As Ferrari found out in 1999, nothing wrecks a Championship bid as much as the loss of a driver. Schumacher was only out for a few races following his Silverstone accident, and came back without any loss of form, but it all but scuppered Ferrari's year and handed the Championship to Hakkinen. Car losses can be planned for, but the loss of a driver cannot. It still surprises me when I hear anyone complaining about the emphasis on safety that the FIA has imposed in the last decade, particularly if it comes form someone within a Formula 1 team. Any injury to a driver will set them back, and a major injury or death is not only a disaster in a Championship effort, but can have a long term effect on key individuals and a whole team. How Williams, and Patrick Head in particular, survived with sanity intact the aftermath of Senna's fatal accident and the drawn-out legal nonsense, is a wonder to me and illustrates the extraordinary strength of the Williams organisation. A Schumacher or a Hakkinen are absolutely crucial ingredients in consistent winning, and no efforts to protect them and maintain their form can be too great.

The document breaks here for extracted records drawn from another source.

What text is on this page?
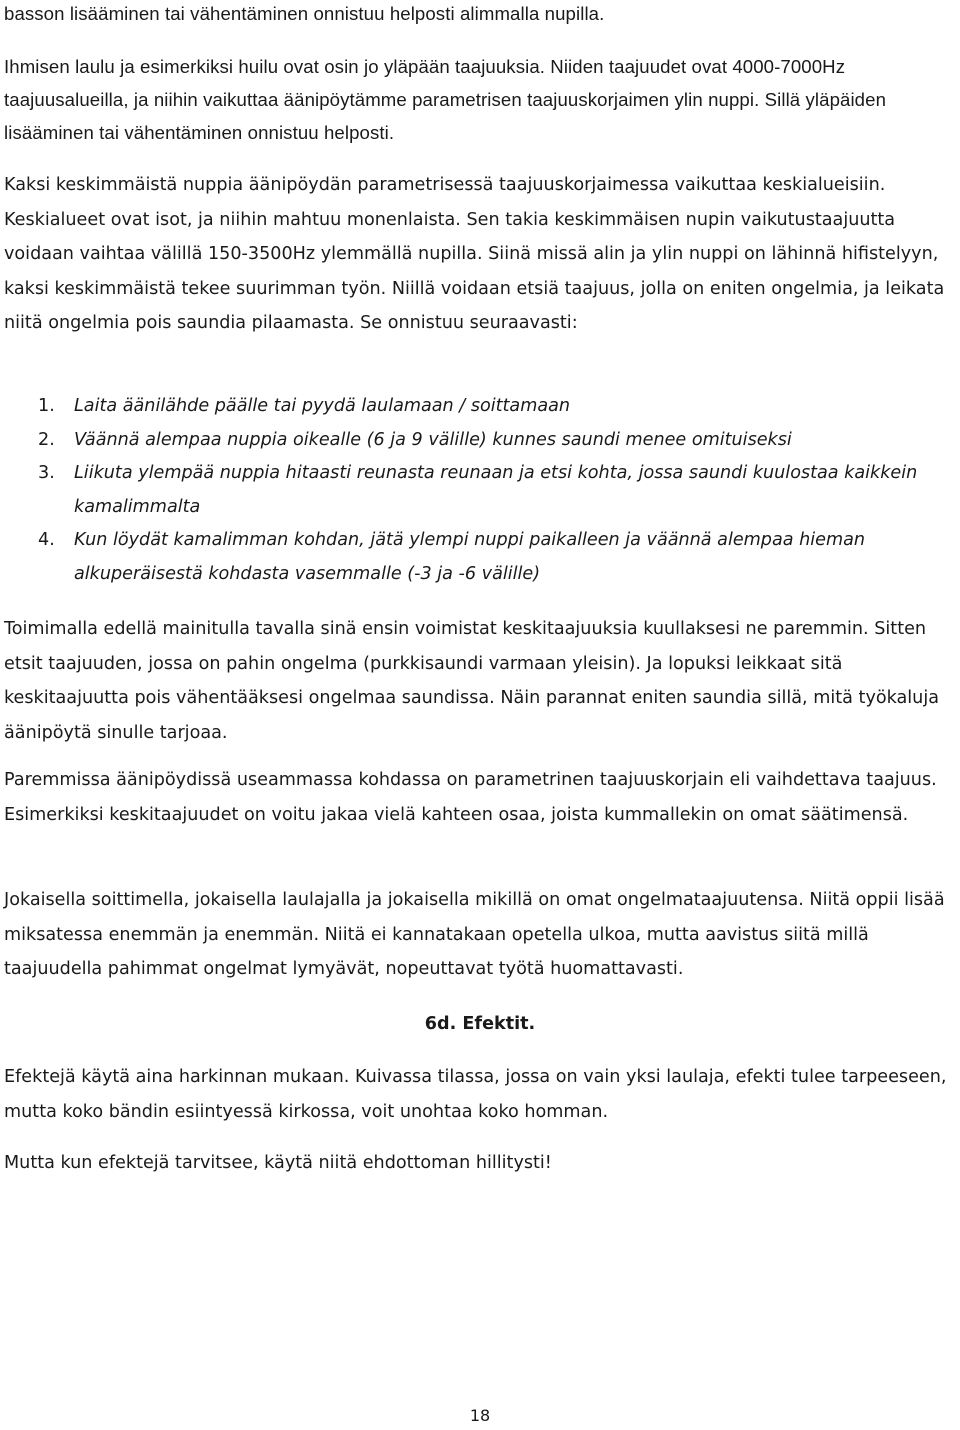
basson lisääminen tai vähentäminen onnistuu helposti alimmalla nupilla.

Ihmisen laulu ja esimerkiksi huilu ovat osin jo yläpään taajuuksia. Niiden taajuudet ovat 4000-7000Hz taajuusalueilla, ja niihin vaikuttaa äänipöytämme parametrisen taajuuskorjaimen ylin nuppi. Sillä yläpäiden lisääminen tai vähentäminen onnistuu helposti.

Kaksi keskimmäistä nuppia äänipöydän parametrisessä taajuuskorjaimessa vaikuttaa keskialueisiin. Keskialueet ovat isot, ja niihin mahtuu monenlaista. Sen takia keskimmäisen nupin vaikutustaajuutta voidaan vaihtaa välillä 150-3500Hz ylemmällä nupilla. Siinä missä alin ja ylin nuppi on lähinnä hifistelyyn, kaksi keskimmäistä tekee suurimman työn. Niillä voidaan etsiä taajuus, jolla on eniten ongelmia, ja leikata niitä ongelmia pois saundia pilaamasta. Se onnistuu seuraavasti:

1. Laita äänilähde päälle tai pyydä laulamaan / soittamaan
2. Väännä alempaa nuppia oikealle (6 ja 9 välille) kunnes saundi menee omituiseksi
3. Liikuta ylempää nuppia hitaasti reunasta reunaan ja etsi kohta, jossa saundi kuulostaa kaikkein kamalimmalta
4. Kun löydät kamalimman kohdan, jätä ylempi nuppi paikalleen ja väännä alempaa hieman alkuperäisestä kohdasta vasemmalle (-3 ja -6 välille)

Toimimalla edellä mainitulla tavalla sinä ensin voimistat keskitaajuuksia kuullaksesi ne paremmin. Sitten etsit taajuuden, jossa on pahin ongelma (purkkisaundi varmaan yleisin). Ja lopuksi leikkaat sitä keskitaajuutta pois vähentääksesi ongelmaa saundissa. Näin parannat eniten saundia sillä, mitä työkaluja äänipöytä sinulle tarjoaa.

Paremmissa äänipöydissä useammassa kohdassa on parametrinen taajuuskorjain eli vaihdettava taajuus. Esimerkiksi keskitaajuudet on voitu jakaa vielä kahteen osaa, joista kummallekin on omat säätimensä.

Jokaisella soittimella, jokaisella laulajalla ja jokaisella mikillä on omat ongelmataajuutensa. Niitä oppii lisää miksatessa enemmän ja enemmän. Niitä ei kannatakaan opetella ulkoa, mutta aavistus siitä millä taajuudella pahimmat ongelmat lymyävät, nopeuttavat työtä huomattavasti.

6d. Efektit.

Efektejä käytä aina harkinnan mukaan. Kuivassa tilassa, jossa on vain yksi laulaja, efekti tulee tarpeeseen, mutta koko bändin esiintyessä kirkossa, voit unohtaa koko homman.

Mutta kun efektejä tarvitsee, käytä niitä ehdottoman hillitysti!

18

Formula 1 is relentless. There is no time to pause to deal with crises or indeed anything much else. Each year the performance of the cars improves by a few percent in real terms. If one team can gain a few points more than another, they will beat them - provided they were level the previous year. If behind, they must improve by the deficit as well. Ferrari, as a "racing machine" has the greatest rate of improvement at the moment, born on achieving success after so long without a Championship. Williams, with their oft-proven ability to apply themselves in a single-minded manner, are forging a new relationship with BMW that is carrying them forwards at an impressive rate. McLaren are in the middle of or about to be affected by a number of distractions: a move to a new factory; the loss of focus of their Technical Director, Adrian Newey; a loss of focus of their prime driver, Mika Hakkinen; the imminent launch of a new Mercedes, designed and built by McLaren; Illmor's loss of one of its founders, Paul Morgan; even Daimler-Chrysler's corporate problems must be affecting them. They will no doubt pull through these distractions and losses of focus, but it will slow them. Meanwhile, Honda, Renault and Ford are wondering what it takes to achieve the same levels of performance with the teams they have tied themselves into. The simple answer is focus and an absence of distractions over time to provide the stability necessary to increase the rate of development. Whether they can achieve this to the same extent to which Ron Dennis, Frank Williams and Luca di Montezemolo have led their long-established and developed organisations, remains to be seen. And then there is ToyotaÉ..

A little while ago, Toyota described how they had approached the development of their CART engine. Having made an initial foray, and discovered that they were not competitive with Cosworth, Illmor and Honda, they decided that, in order to catch up they must develop at a rate greater than the opposition. They undertook to design and build three new engines every two years, using two design and development teams i.e. around a 50% greater evolution rate than the competitive engines. Toyota has the resources to back such a strategy, and it raised them to about the same level as Honda and Cosworth (Illmor having pulled out). To do the same in Formula 1 is of course not so easy, and Toyota have not yet shown that they are prepared or able to deliver the last few percent necessary to win either the CART Championship or indeed Le Mans. There is no doubt that Toyota will struggle when they first enter Formula 1 next year. They have already had the distraction of a change of Technical Director, they don't yet have their own wind tunnel fully operational, and they are experiencing difficulties in recruiting the best people to work in Germany. However, if any company has the resources to develop faster than the current best in Formula 1, Toyota undoubtedly does. Whether they have the focus and can avoid the distractions remains to be seen.

I asked Patrick Head if he would consent to be interviewed for this article on what it takes to succeed in Formula 1. He replied that he could not see any advantages to Williams in talking about the strategies they have employed to get back to the front of Formula 1. I can understand his point.